ACUE (Hao et al., 2016) proposed in our previous work is an independent algorithm that could help save the function evaluations. Abstract convex underestimate technique (Zhou et al., 2016a) is mainly used, which is a deterministic global optimization method originally mainly used for solving the integer programming problem. It achieves the asymptotic convergence of the upper and lower estimate bounds of the original optimization problem by constructing a series of convex relaxed models, and the upper and lower estimate bounds eventually converge to the global optimal solution of the original optimization problem. The abstract convex theory (Andramonov et al., 1999) provides strong theoretical support to deterministic global optimization (Rubinov, 2000).

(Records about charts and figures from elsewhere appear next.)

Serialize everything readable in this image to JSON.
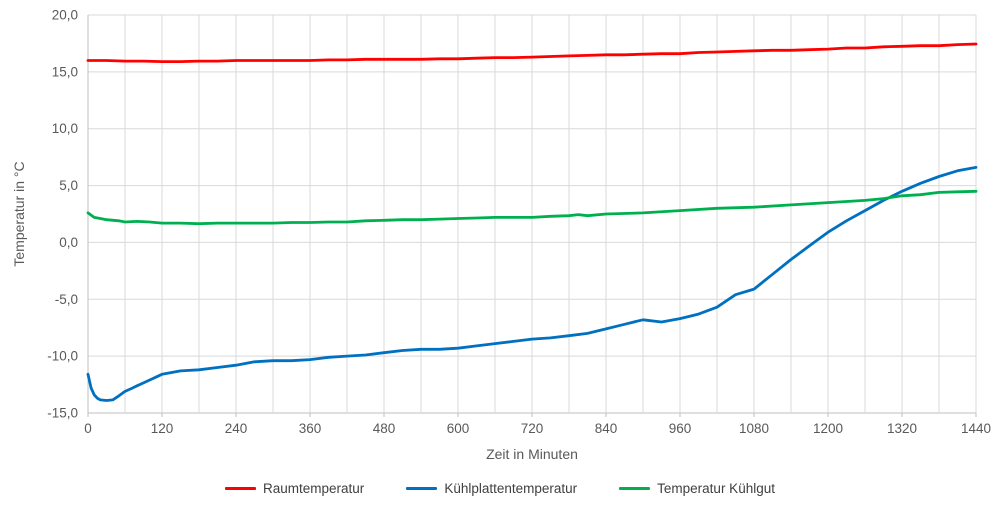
{
  "colors": {
    "background": "#ffffff",
    "gridline": "#d9d9d9",
    "axis_line": "#bfbfbf",
    "tick_text": "#595959",
    "title_text": "#595959",
    "legend_text": "#404040"
  },
  "chart_data": {
    "type": "line",
    "title": "",
    "xlabel": "Zeit in Minuten",
    "ylabel": "Temperatur in °C",
    "xlim": [
      0,
      1440
    ],
    "ylim": [
      -15,
      20
    ],
    "grid": true,
    "x_grid_step": 60,
    "y_grid_step": 5,
    "legend_position": "bottom",
    "x_ticks": [
      {
        "value": 0,
        "label": "0"
      },
      {
        "value": 120,
        "label": "120"
      },
      {
        "value": 240,
        "label": "240"
      },
      {
        "value": 360,
        "label": "360"
      },
      {
        "value": 480,
        "label": "480"
      },
      {
        "value": 600,
        "label": "600"
      },
      {
        "value": 720,
        "label": "720"
      },
      {
        "value": 840,
        "label": "840"
      },
      {
        "value": 960,
        "label": "960"
      },
      {
        "value": 1080,
        "label": "1080"
      },
      {
        "value": 1200,
        "label": "1200"
      },
      {
        "value": 1320,
        "label": "1320"
      },
      {
        "value": 1440,
        "label": "1440"
      }
    ],
    "y_ticks": [
      {
        "value": 20,
        "label": "20,0"
      },
      {
        "value": 15,
        "label": "15,0"
      },
      {
        "value": 10,
        "label": "10,0"
      },
      {
        "value": 5,
        "label": "5,0"
      },
      {
        "value": 0,
        "label": "0,0"
      },
      {
        "value": -5,
        "label": "-5,0"
      },
      {
        "value": -10,
        "label": "-10,0"
      },
      {
        "value": -15,
        "label": "-15,0"
      }
    ],
    "series": [
      {
        "name": "Raumtemperatur",
        "color": "#ff0000",
        "points": [
          [
            0,
            16.0
          ],
          [
            30,
            16.0
          ],
          [
            60,
            15.95
          ],
          [
            90,
            15.95
          ],
          [
            120,
            15.9
          ],
          [
            150,
            15.9
          ],
          [
            180,
            15.95
          ],
          [
            210,
            15.95
          ],
          [
            240,
            16.0
          ],
          [
            270,
            16.0
          ],
          [
            300,
            16.0
          ],
          [
            330,
            16.0
          ],
          [
            360,
            16.0
          ],
          [
            390,
            16.05
          ],
          [
            420,
            16.05
          ],
          [
            450,
            16.1
          ],
          [
            480,
            16.1
          ],
          [
            510,
            16.1
          ],
          [
            540,
            16.1
          ],
          [
            570,
            16.15
          ],
          [
            600,
            16.15
          ],
          [
            630,
            16.2
          ],
          [
            660,
            16.25
          ],
          [
            690,
            16.25
          ],
          [
            720,
            16.3
          ],
          [
            750,
            16.35
          ],
          [
            780,
            16.4
          ],
          [
            810,
            16.45
          ],
          [
            840,
            16.5
          ],
          [
            870,
            16.5
          ],
          [
            900,
            16.55
          ],
          [
            930,
            16.6
          ],
          [
            960,
            16.6
          ],
          [
            990,
            16.7
          ],
          [
            1020,
            16.75
          ],
          [
            1050,
            16.8
          ],
          [
            1080,
            16.85
          ],
          [
            1110,
            16.9
          ],
          [
            1140,
            16.9
          ],
          [
            1170,
            16.95
          ],
          [
            1200,
            17.0
          ],
          [
            1230,
            17.1
          ],
          [
            1260,
            17.1
          ],
          [
            1290,
            17.2
          ],
          [
            1320,
            17.25
          ],
          [
            1350,
            17.3
          ],
          [
            1380,
            17.3
          ],
          [
            1410,
            17.4
          ],
          [
            1440,
            17.45
          ]
        ]
      },
      {
        "name": "Kühlplattentemperatur",
        "color": "#0070c0",
        "points": [
          [
            0,
            -11.6
          ],
          [
            5,
            -12.8
          ],
          [
            10,
            -13.4
          ],
          [
            15,
            -13.7
          ],
          [
            20,
            -13.85
          ],
          [
            30,
            -13.9
          ],
          [
            40,
            -13.85
          ],
          [
            50,
            -13.5
          ],
          [
            60,
            -13.1
          ],
          [
            70,
            -12.85
          ],
          [
            80,
            -12.6
          ],
          [
            90,
            -12.35
          ],
          [
            100,
            -12.1
          ],
          [
            110,
            -11.85
          ],
          [
            120,
            -11.6
          ],
          [
            150,
            -11.3
          ],
          [
            180,
            -11.2
          ],
          [
            210,
            -11.0
          ],
          [
            240,
            -10.8
          ],
          [
            270,
            -10.5
          ],
          [
            300,
            -10.4
          ],
          [
            330,
            -10.4
          ],
          [
            360,
            -10.3
          ],
          [
            390,
            -10.1
          ],
          [
            420,
            -10.0
          ],
          [
            450,
            -9.9
          ],
          [
            480,
            -9.7
          ],
          [
            510,
            -9.5
          ],
          [
            540,
            -9.4
          ],
          [
            570,
            -9.4
          ],
          [
            600,
            -9.3
          ],
          [
            630,
            -9.1
          ],
          [
            660,
            -8.9
          ],
          [
            690,
            -8.7
          ],
          [
            720,
            -8.5
          ],
          [
            750,
            -8.4
          ],
          [
            780,
            -8.2
          ],
          [
            810,
            -8.0
          ],
          [
            840,
            -7.6
          ],
          [
            870,
            -7.2
          ],
          [
            900,
            -6.8
          ],
          [
            930,
            -7.0
          ],
          [
            960,
            -6.7
          ],
          [
            990,
            -6.3
          ],
          [
            1020,
            -5.7
          ],
          [
            1050,
            -4.6
          ],
          [
            1080,
            -4.1
          ],
          [
            1110,
            -2.8
          ],
          [
            1140,
            -1.5
          ],
          [
            1170,
            -0.3
          ],
          [
            1200,
            0.9
          ],
          [
            1230,
            1.9
          ],
          [
            1260,
            2.8
          ],
          [
            1290,
            3.7
          ],
          [
            1320,
            4.5
          ],
          [
            1350,
            5.2
          ],
          [
            1380,
            5.8
          ],
          [
            1410,
            6.3
          ],
          [
            1440,
            6.6
          ]
        ]
      },
      {
        "name": "Temperatur Kühlgut",
        "color": "#00b050",
        "points": [
          [
            0,
            2.6
          ],
          [
            10,
            2.2
          ],
          [
            20,
            2.1
          ],
          [
            30,
            2.0
          ],
          [
            50,
            1.9
          ],
          [
            60,
            1.8
          ],
          [
            80,
            1.85
          ],
          [
            100,
            1.8
          ],
          [
            120,
            1.7
          ],
          [
            150,
            1.7
          ],
          [
            180,
            1.65
          ],
          [
            210,
            1.7
          ],
          [
            240,
            1.7
          ],
          [
            270,
            1.7
          ],
          [
            300,
            1.7
          ],
          [
            330,
            1.75
          ],
          [
            360,
            1.75
          ],
          [
            390,
            1.8
          ],
          [
            420,
            1.8
          ],
          [
            450,
            1.9
          ],
          [
            480,
            1.95
          ],
          [
            510,
            2.0
          ],
          [
            540,
            2.0
          ],
          [
            570,
            2.05
          ],
          [
            600,
            2.1
          ],
          [
            630,
            2.15
          ],
          [
            660,
            2.2
          ],
          [
            690,
            2.2
          ],
          [
            720,
            2.2
          ],
          [
            750,
            2.3
          ],
          [
            780,
            2.35
          ],
          [
            795,
            2.45
          ],
          [
            810,
            2.35
          ],
          [
            840,
            2.5
          ],
          [
            900,
            2.6
          ],
          [
            960,
            2.8
          ],
          [
            1020,
            3.0
          ],
          [
            1080,
            3.1
          ],
          [
            1140,
            3.3
          ],
          [
            1200,
            3.5
          ],
          [
            1260,
            3.7
          ],
          [
            1290,
            3.85
          ],
          [
            1320,
            4.1
          ],
          [
            1350,
            4.2
          ],
          [
            1380,
            4.4
          ],
          [
            1410,
            4.45
          ],
          [
            1440,
            4.5
          ]
        ]
      }
    ]
  }
}
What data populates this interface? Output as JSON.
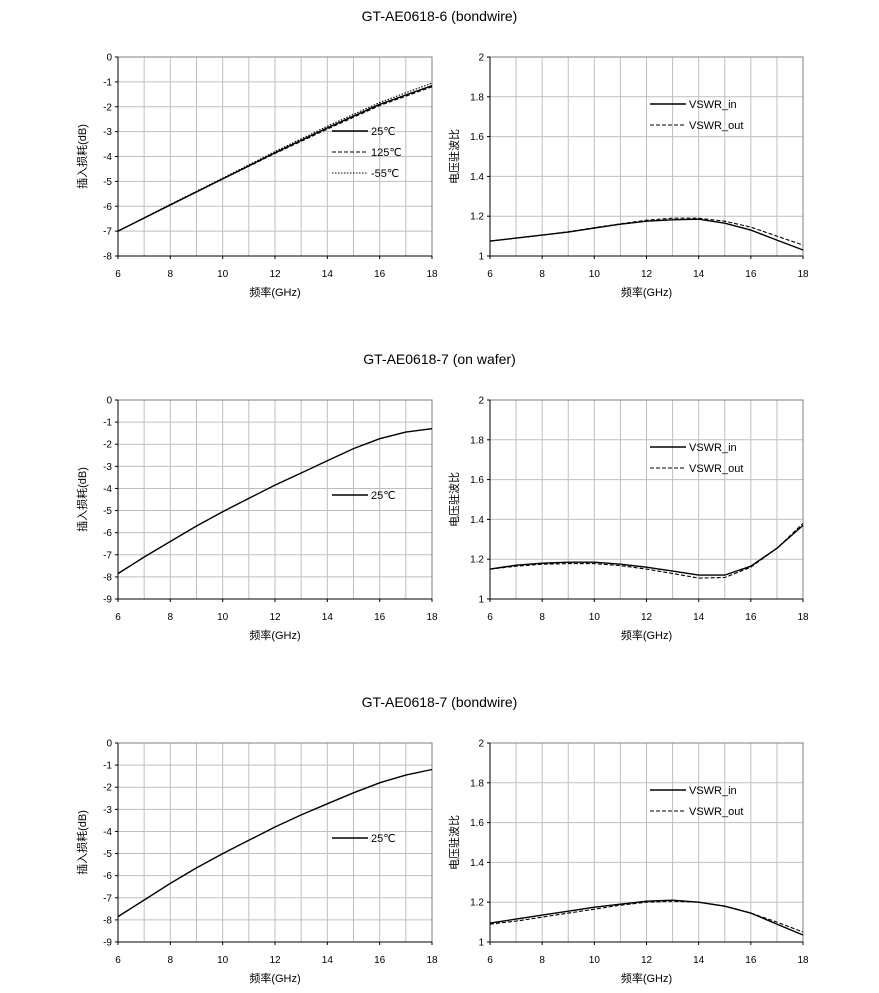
{
  "groups": [
    {
      "title": "GT-AE0618-6  (bondwire)"
    },
    {
      "title": "GT-AE0618-7  (on wafer)"
    },
    {
      "title": "GT-AE0618-7  (bondwire)"
    }
  ],
  "chart_data": [
    {
      "type": "line",
      "group": 0,
      "position": "left",
      "xlabel": "频率(GHz)",
      "ylabel": "插入损耗(dB)",
      "xlim": [
        6,
        18
      ],
      "ylim": [
        -8,
        0
      ],
      "xticks": [
        6,
        8,
        10,
        12,
        14,
        16,
        18
      ],
      "yticks": [
        0,
        -1,
        -2,
        -3,
        -4,
        -5,
        -6,
        -7,
        -8
      ],
      "grid": true,
      "legend": "right-middle",
      "series": [
        {
          "name": "25℃",
          "dash": "solid",
          "x": [
            6,
            8,
            10,
            12,
            14,
            16,
            18
          ],
          "y": [
            -7.0,
            -5.95,
            -4.9,
            -3.85,
            -2.85,
            -1.9,
            -1.15
          ]
        },
        {
          "name": "125℃",
          "dash": "dashed",
          "x": [
            6,
            8,
            10,
            12,
            14,
            16,
            18
          ],
          "y": [
            -7.0,
            -5.95,
            -4.9,
            -3.88,
            -2.9,
            -1.95,
            -1.2
          ]
        },
        {
          "name": "-55℃",
          "dash": "dotted",
          "x": [
            6,
            8,
            10,
            12,
            14,
            16,
            18
          ],
          "y": [
            -7.0,
            -5.92,
            -4.87,
            -3.8,
            -2.78,
            -1.83,
            -1.05
          ]
        }
      ]
    },
    {
      "type": "line",
      "group": 0,
      "position": "right",
      "xlabel": "频率(GHz)",
      "ylabel": "电压驻波比",
      "xlim": [
        6,
        18
      ],
      "ylim": [
        1,
        2
      ],
      "xticks": [
        6,
        8,
        10,
        12,
        14,
        16,
        18
      ],
      "yticks": [
        1,
        1.2,
        1.4,
        1.6,
        1.8,
        2
      ],
      "grid": true,
      "legend": "top-right",
      "series": [
        {
          "name": "VSWR_in",
          "dash": "solid",
          "x": [
            6,
            7,
            8,
            9,
            10,
            11,
            12,
            13,
            14,
            15,
            16,
            17,
            18
          ],
          "y": [
            1.075,
            1.09,
            1.105,
            1.12,
            1.14,
            1.16,
            1.175,
            1.182,
            1.185,
            1.165,
            1.13,
            1.08,
            1.03
          ]
        },
        {
          "name": "VSWR_out",
          "dash": "dashed",
          "x": [
            6,
            7,
            8,
            9,
            10,
            11,
            12,
            13,
            14,
            15,
            16,
            17,
            18
          ],
          "y": [
            1.075,
            1.09,
            1.105,
            1.122,
            1.142,
            1.162,
            1.18,
            1.19,
            1.19,
            1.175,
            1.145,
            1.1,
            1.055
          ]
        }
      ]
    },
    {
      "type": "line",
      "group": 1,
      "position": "left",
      "xlabel": "频率(GHz)",
      "ylabel": "插入损耗(dB)",
      "xlim": [
        6,
        18
      ],
      "ylim": [
        -9,
        0
      ],
      "xticks": [
        6,
        8,
        10,
        12,
        14,
        16,
        18
      ],
      "yticks": [
        0,
        -1,
        -2,
        -3,
        -4,
        -5,
        -6,
        -7,
        -8,
        -9
      ],
      "grid": true,
      "legend": "right-middle",
      "series": [
        {
          "name": "25℃",
          "dash": "solid",
          "x": [
            6,
            7,
            8,
            9,
            10,
            11,
            12,
            13,
            14,
            15,
            16,
            17,
            18
          ],
          "y": [
            -7.85,
            -7.1,
            -6.4,
            -5.7,
            -5.05,
            -4.45,
            -3.85,
            -3.3,
            -2.75,
            -2.2,
            -1.75,
            -1.45,
            -1.3
          ]
        }
      ]
    },
    {
      "type": "line",
      "group": 1,
      "position": "right",
      "xlabel": "频率(GHz)",
      "ylabel": "电压驻波比",
      "xlim": [
        6,
        18
      ],
      "ylim": [
        1,
        2
      ],
      "xticks": [
        6,
        8,
        10,
        12,
        14,
        16,
        18
      ],
      "yticks": [
        1,
        1.2,
        1.4,
        1.6,
        1.8,
        2
      ],
      "grid": true,
      "legend": "top-right",
      "series": [
        {
          "name": "VSWR_in",
          "dash": "solid",
          "x": [
            6,
            7,
            8,
            9,
            10,
            11,
            12,
            13,
            14,
            15,
            16,
            17,
            18
          ],
          "y": [
            1.15,
            1.17,
            1.18,
            1.185,
            1.185,
            1.175,
            1.16,
            1.14,
            1.12,
            1.12,
            1.165,
            1.255,
            1.37
          ]
        },
        {
          "name": "VSWR_out",
          "dash": "dashed",
          "x": [
            6,
            7,
            8,
            9,
            10,
            11,
            12,
            13,
            14,
            15,
            16,
            17,
            18
          ],
          "y": [
            1.15,
            1.165,
            1.175,
            1.178,
            1.178,
            1.168,
            1.15,
            1.128,
            1.105,
            1.108,
            1.16,
            1.255,
            1.38
          ]
        }
      ]
    },
    {
      "type": "line",
      "group": 2,
      "position": "left",
      "xlabel": "频率(GHz)",
      "ylabel": "插入损耗(dB)",
      "xlim": [
        6,
        18
      ],
      "ylim": [
        -9,
        0
      ],
      "xticks": [
        6,
        8,
        10,
        12,
        14,
        16,
        18
      ],
      "yticks": [
        0,
        -1,
        -2,
        -3,
        -4,
        -5,
        -6,
        -7,
        -8,
        -9
      ],
      "grid": true,
      "legend": "right-middle",
      "series": [
        {
          "name": "25℃",
          "dash": "solid",
          "x": [
            6,
            7,
            8,
            9,
            10,
            11,
            12,
            13,
            14,
            15,
            16,
            17,
            18
          ],
          "y": [
            -7.85,
            -7.1,
            -6.35,
            -5.65,
            -5.0,
            -4.4,
            -3.8,
            -3.25,
            -2.75,
            -2.25,
            -1.8,
            -1.45,
            -1.2
          ]
        }
      ]
    },
    {
      "type": "line",
      "group": 2,
      "position": "right",
      "xlabel": "频率(GHz)",
      "ylabel": "电压驻波比",
      "xlim": [
        6,
        18
      ],
      "ylim": [
        1,
        2
      ],
      "xticks": [
        6,
        8,
        10,
        12,
        14,
        16,
        18
      ],
      "yticks": [
        1,
        1.2,
        1.4,
        1.6,
        1.8,
        2
      ],
      "grid": true,
      "legend": "top-right",
      "series": [
        {
          "name": "VSWR_in",
          "dash": "solid",
          "x": [
            6,
            7,
            8,
            9,
            10,
            11,
            12,
            13,
            14,
            15,
            16,
            17,
            18
          ],
          "y": [
            1.095,
            1.115,
            1.135,
            1.155,
            1.175,
            1.19,
            1.205,
            1.21,
            1.2,
            1.18,
            1.145,
            1.09,
            1.035
          ]
        },
        {
          "name": "VSWR_out",
          "dash": "dashed",
          "x": [
            6,
            7,
            8,
            9,
            10,
            11,
            12,
            13,
            14,
            15,
            16,
            17,
            18
          ],
          "y": [
            1.09,
            1.105,
            1.125,
            1.145,
            1.165,
            1.185,
            1.2,
            1.205,
            1.2,
            1.18,
            1.145,
            1.1,
            1.05
          ]
        }
      ]
    }
  ]
}
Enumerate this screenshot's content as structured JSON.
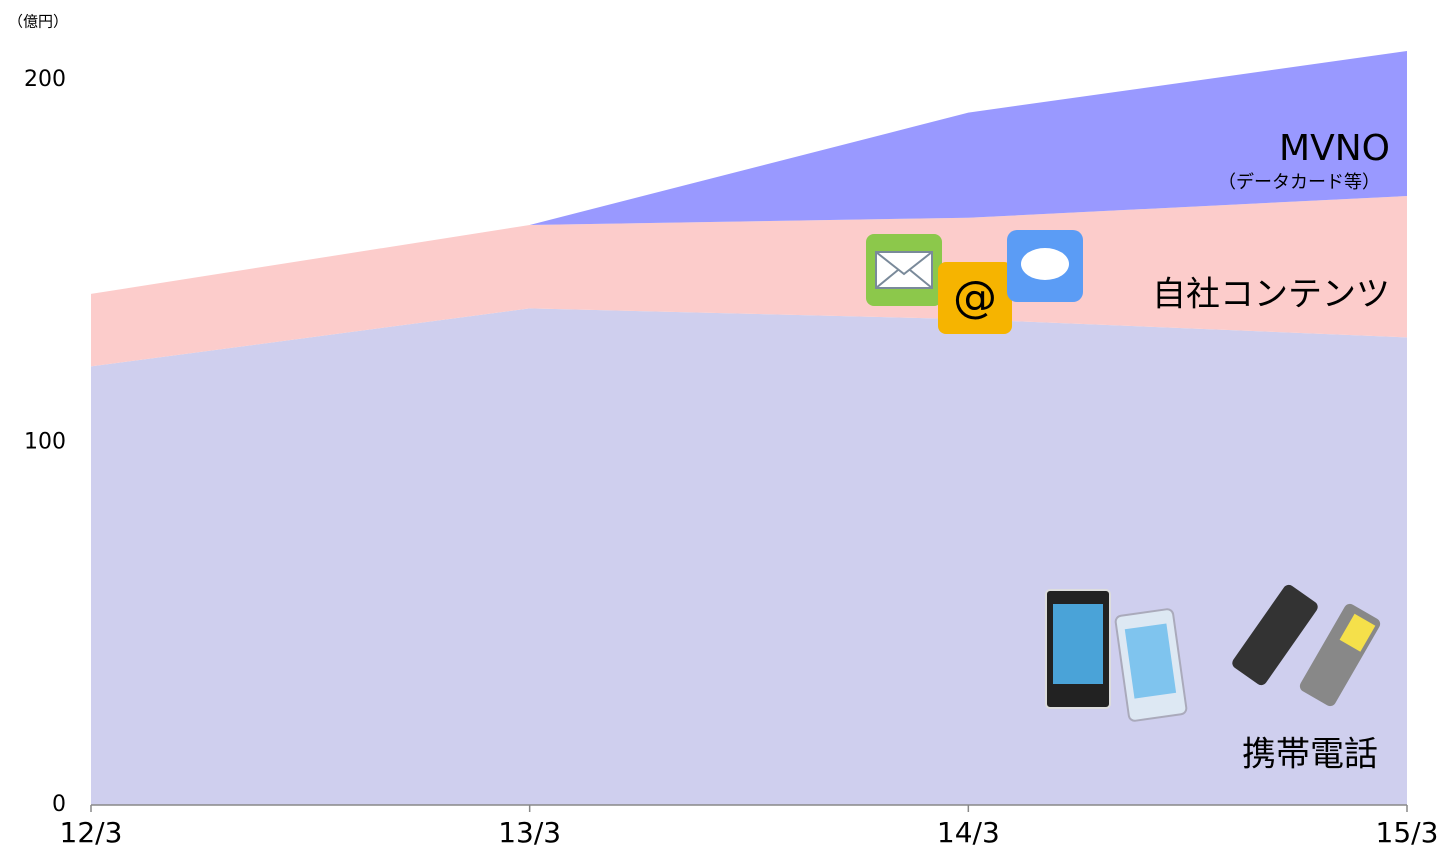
{
  "chart_data": {
    "type": "stacked-area",
    "y_label": "（億円）",
    "categories": [
      "12/3",
      "13/3",
      "14/3",
      "15/3"
    ],
    "series": [
      {
        "name": "携帯電話",
        "color": "#cfcfee",
        "values": [
          121,
          137,
          134,
          129
        ]
      },
      {
        "name": "自社コンテンツ",
        "color": "#fccccb",
        "values": [
          20,
          23,
          28,
          39
        ]
      },
      {
        "name": "MVNO",
        "color": "#9999ff",
        "values": [
          0,
          0,
          29,
          40
        ]
      }
    ],
    "annotation": "（データカード等）",
    "ylim": [
      0,
      210
    ],
    "yticks": [
      0,
      100,
      200
    ]
  }
}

LUE, which is a new plug-in method for guiding exploration in conformational feature space with Lipschitz underestimation for ab-initio protein structure prediction, is proposed on the basis of the Lipschitz estimation theory. Unlike ACUE (Hao et al., 2016), more accurate underestimation of the original problem can be obtained with neither model transformation nor sample training needs with the use of Lipschitz method (Rubinov and Andramonov, 1999) in LUE, and it can be ported to other prediction algorithms. The most significant contributions of the proposed LUE are as follows: the use of tight lower bound estimate information for exploration guidance, the advance elimination of invalid sampling area, and the reduction of the number of evaluations as a consequence of using underestimation model. LUE provides a novel technique to solve the exploring problem of protein conformational space. In this study, LUE is applied to DE (Storn and Price, 1997) algorithm, and MMC (Leaver et al., 2011) algorithm which is available in the Rosetta; When LUE is applied to DE and MMC, it will be screened by the underestimation method prior to energy calculation and selection. Further, LUE is compared with DE and MMC by testing on 15 small-to-medium structurally diverse proteins. Test results show that near-native protein structures with higher accuracy can be obtained more rapidly and efficiently with LUE.